Book description
Born in 1934, Peter Gzowski covered most of the last half of the
century as a journalist and interviewer. This biography, the most
comprehensive and definitive yet published, is also a portrait of
Canada during those decades, beginning with Gzowski's days at the
University of Toronto's The Varsity in the mid 1950s, through
his years as the youngest-ever managing editor of Maclean's
in the 1960s and his tremendous success on CBC's Morningside
in the 1980s and 1990s, and ending with his stint as a Globe and
Mail columnist at the dawn of the 21st century and his death in
January 2002.
Gzowski saw eight Canadian Prime Ministers in office, most of whom
he interviewed, and witnessed everything from the Quiet Revolution in
Qubec to the growth of economic nationalism in Canada's West. From the
rise of state medicine to the decline of the patriarchy, Peter was
there to comment, to resist, and to participate. Here was a man who
was proud to call himself Canadian and who made millions of other
Canadians realize that Canada was, in what he claimed was a Canadian
expression, not a bad place to live.
Complicated is too anodyne a word to describe the Peter Gzowski who
emerges from Fleming's pages. But on radio he was magic.

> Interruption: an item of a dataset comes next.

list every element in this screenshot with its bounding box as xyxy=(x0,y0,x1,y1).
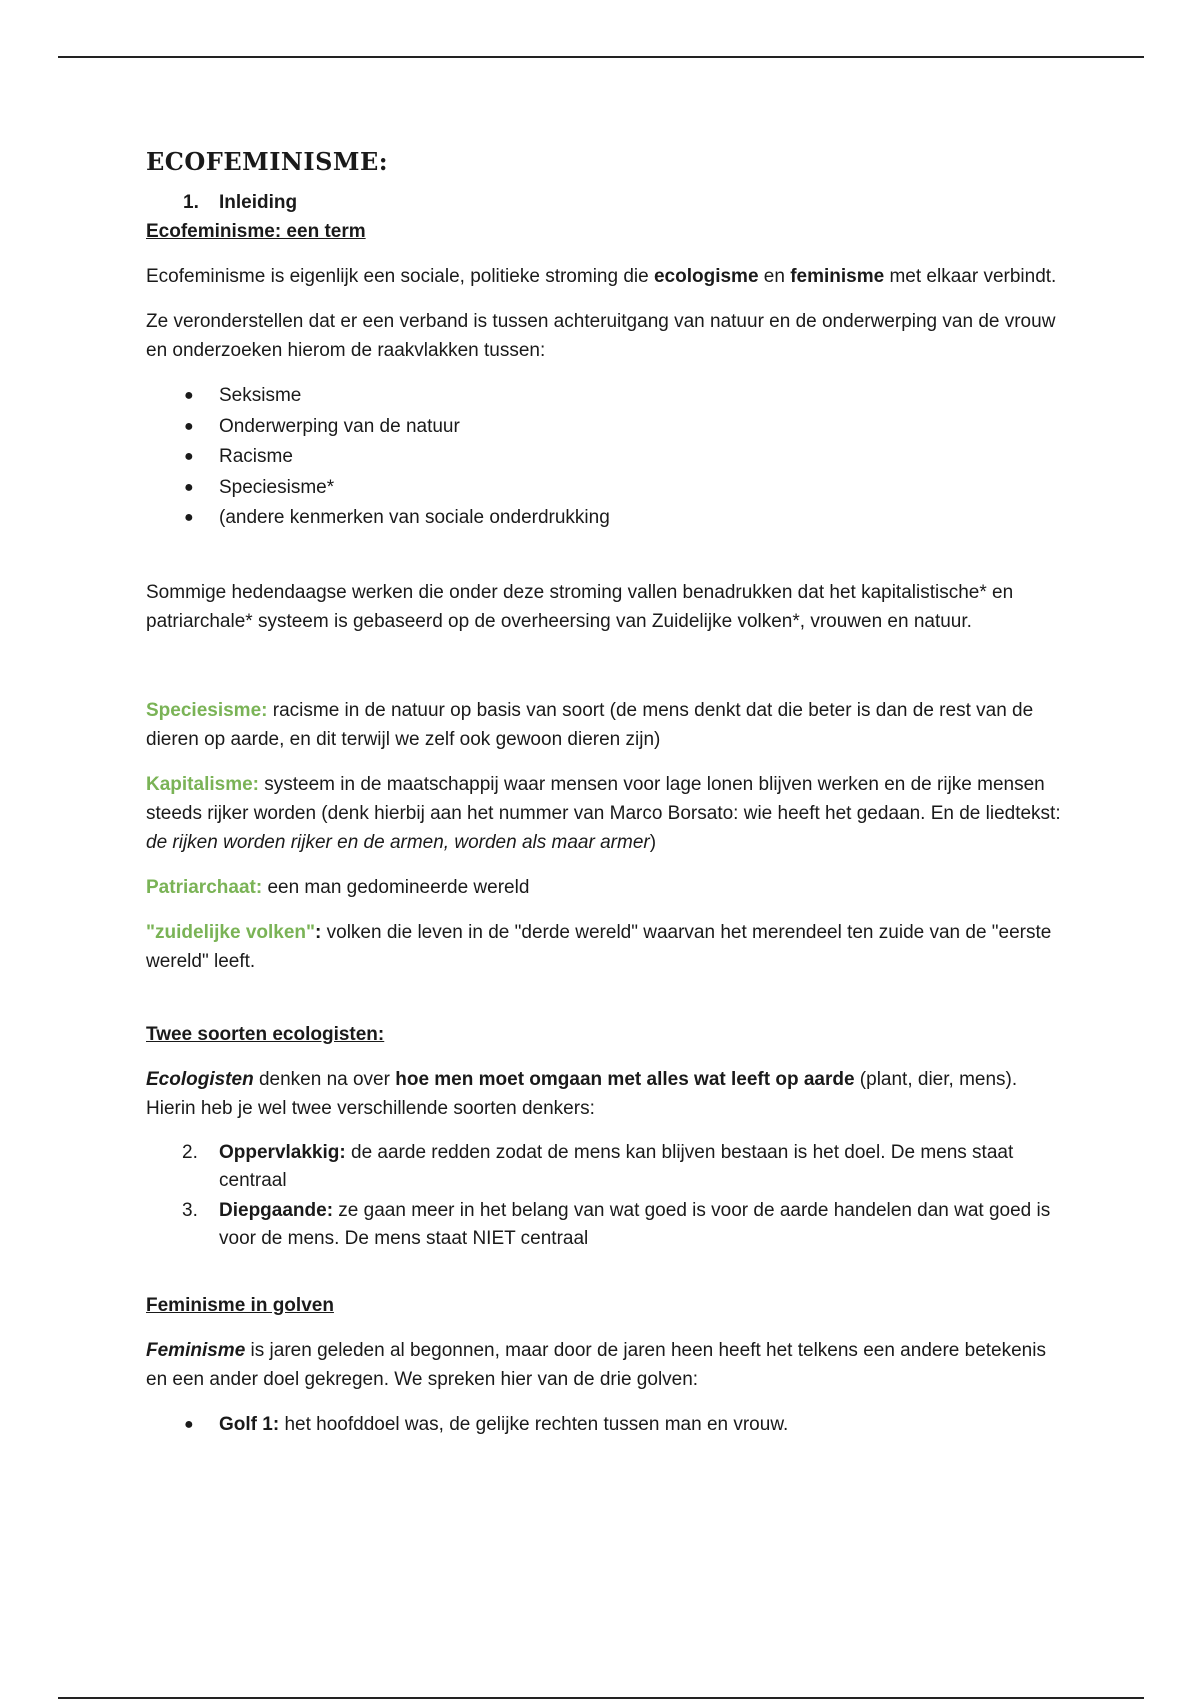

The medium
freed him from all the dark corners of his private self -- and made him
free as the birds he imagined the Galt skaters of his boyhood to have
been -- and through it he connected with the emotions and imaginations
of Canadians to an extend few others have.
Rae Fleming's previous
biographical investigations include a biography of Sir William
Mackenzie, an edited collection of essays on biography, and a recent
commissioned biography, not yet published. He has also written several
articles, most of them biographical in one way or another, for The
Beaver magazine. Rae lives in Argyle, Ontario.